I've added also a button that toggle the spotlight and a slider that modify the cutoff value.
Light that strikes an object is partially absorbed and partially scattered. The amount reflected determines the color
and brightness of the object. For this purpose I've added two vectors materialAmbient and materialDiffuse (we don't have the specular component in our shading model) which describes the material characteristics of the object and is used in the rendering equation of the cartoon shading model.
I've implemented the simplified per-fragment version of the cartoon shading model illustrated by Lake A., Marshall C., Harris M. & Blackstein M.
First of all we notice that in per-vertex shading the calculation are done for each vertex, the Gouraud shading, (the lighting is only calculated at the vertices) and, if passed to the fragment shader, the vertex shade are interpolated through the object. In this case the tessellation of the surface affects the quality of the shading. While calculating the lighting on the fragment shader the normals are interpolated, this process is called Phong shading, and the lighting results smoothed.
The model tells that:
//pseudocode
if Max{L*n,0} >= 0.5
Ci = ag*am + al*am + dl*dm
assign Ci to the fragment
else
Cs = ag*am + al*am
assign Cs to the fragmentBecause we don't have a global light we can omit the ag*am term.
I've added also a button to switch from the Cartoon Shading to a basic Phong shading (without the specular component).

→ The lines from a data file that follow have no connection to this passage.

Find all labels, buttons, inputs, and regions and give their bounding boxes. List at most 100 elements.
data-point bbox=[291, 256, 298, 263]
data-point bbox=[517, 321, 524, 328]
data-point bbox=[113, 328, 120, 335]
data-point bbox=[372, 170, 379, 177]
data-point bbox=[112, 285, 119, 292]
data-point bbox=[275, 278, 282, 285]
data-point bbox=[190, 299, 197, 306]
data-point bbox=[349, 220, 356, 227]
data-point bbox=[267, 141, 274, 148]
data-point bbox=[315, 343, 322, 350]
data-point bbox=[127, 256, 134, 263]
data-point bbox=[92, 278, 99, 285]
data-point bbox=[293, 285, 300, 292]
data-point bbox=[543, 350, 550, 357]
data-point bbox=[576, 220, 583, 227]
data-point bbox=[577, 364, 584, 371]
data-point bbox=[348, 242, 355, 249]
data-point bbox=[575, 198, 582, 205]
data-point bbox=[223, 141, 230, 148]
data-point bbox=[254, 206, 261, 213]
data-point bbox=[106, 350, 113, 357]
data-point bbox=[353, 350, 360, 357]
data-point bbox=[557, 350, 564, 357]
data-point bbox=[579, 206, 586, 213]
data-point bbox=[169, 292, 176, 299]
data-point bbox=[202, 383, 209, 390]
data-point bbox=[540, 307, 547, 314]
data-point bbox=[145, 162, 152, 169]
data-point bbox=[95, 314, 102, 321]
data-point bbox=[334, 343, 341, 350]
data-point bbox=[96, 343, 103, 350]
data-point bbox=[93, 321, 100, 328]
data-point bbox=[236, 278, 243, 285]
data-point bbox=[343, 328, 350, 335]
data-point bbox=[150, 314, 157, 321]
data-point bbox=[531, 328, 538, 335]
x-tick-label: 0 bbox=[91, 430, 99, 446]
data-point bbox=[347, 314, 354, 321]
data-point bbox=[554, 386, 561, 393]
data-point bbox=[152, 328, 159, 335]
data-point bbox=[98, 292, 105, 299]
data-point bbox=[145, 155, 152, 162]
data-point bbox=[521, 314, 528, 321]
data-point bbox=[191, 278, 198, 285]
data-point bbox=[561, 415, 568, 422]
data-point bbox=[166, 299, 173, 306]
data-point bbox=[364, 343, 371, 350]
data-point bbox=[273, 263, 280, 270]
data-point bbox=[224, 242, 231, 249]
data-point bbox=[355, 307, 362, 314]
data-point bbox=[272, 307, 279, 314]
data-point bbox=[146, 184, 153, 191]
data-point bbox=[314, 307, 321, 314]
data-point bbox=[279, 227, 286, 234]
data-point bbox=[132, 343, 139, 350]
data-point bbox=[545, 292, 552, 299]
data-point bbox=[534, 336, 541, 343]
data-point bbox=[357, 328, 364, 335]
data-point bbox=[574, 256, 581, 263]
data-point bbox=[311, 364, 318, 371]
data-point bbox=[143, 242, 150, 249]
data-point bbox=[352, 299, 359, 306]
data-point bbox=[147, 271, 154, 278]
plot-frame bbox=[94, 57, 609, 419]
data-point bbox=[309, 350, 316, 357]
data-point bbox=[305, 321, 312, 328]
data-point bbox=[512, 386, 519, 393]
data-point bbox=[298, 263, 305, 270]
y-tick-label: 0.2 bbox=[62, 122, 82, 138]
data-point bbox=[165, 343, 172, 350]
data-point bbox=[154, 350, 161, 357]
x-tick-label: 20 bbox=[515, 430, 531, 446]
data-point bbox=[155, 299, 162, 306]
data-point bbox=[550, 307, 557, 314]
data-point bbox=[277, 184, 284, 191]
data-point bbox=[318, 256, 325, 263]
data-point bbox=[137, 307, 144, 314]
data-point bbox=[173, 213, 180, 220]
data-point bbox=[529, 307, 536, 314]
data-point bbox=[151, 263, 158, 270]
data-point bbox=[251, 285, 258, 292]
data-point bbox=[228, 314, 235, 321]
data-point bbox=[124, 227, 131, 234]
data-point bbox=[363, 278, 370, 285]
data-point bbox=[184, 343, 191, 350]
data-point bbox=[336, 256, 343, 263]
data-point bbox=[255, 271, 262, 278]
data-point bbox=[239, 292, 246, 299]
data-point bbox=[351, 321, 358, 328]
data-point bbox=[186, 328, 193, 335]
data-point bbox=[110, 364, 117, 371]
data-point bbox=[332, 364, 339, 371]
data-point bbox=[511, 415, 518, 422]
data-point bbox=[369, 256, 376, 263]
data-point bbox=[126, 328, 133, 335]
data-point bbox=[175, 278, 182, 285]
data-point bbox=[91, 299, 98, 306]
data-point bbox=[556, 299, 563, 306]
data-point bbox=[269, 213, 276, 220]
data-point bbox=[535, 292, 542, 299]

To apply texture, first of all I've associated an image to texture and enabled texturing inside the configureTexture function. I've used mipmapped textures, which allows images of progressively lower resolution. Mipmap textures are used in 3D scenes to decrease the time required to render a scene.
Inside the quad function, instead, I've assigned parametric texture coordinates to each vertex as a 2-dimensional vertex attribute.
These texture coordinates are used in the fragment shader, in fact textures are applied during fragments shading by a sampler, that returns a texture color from a texture object.
I've added a button that applies or remove the texture to the object.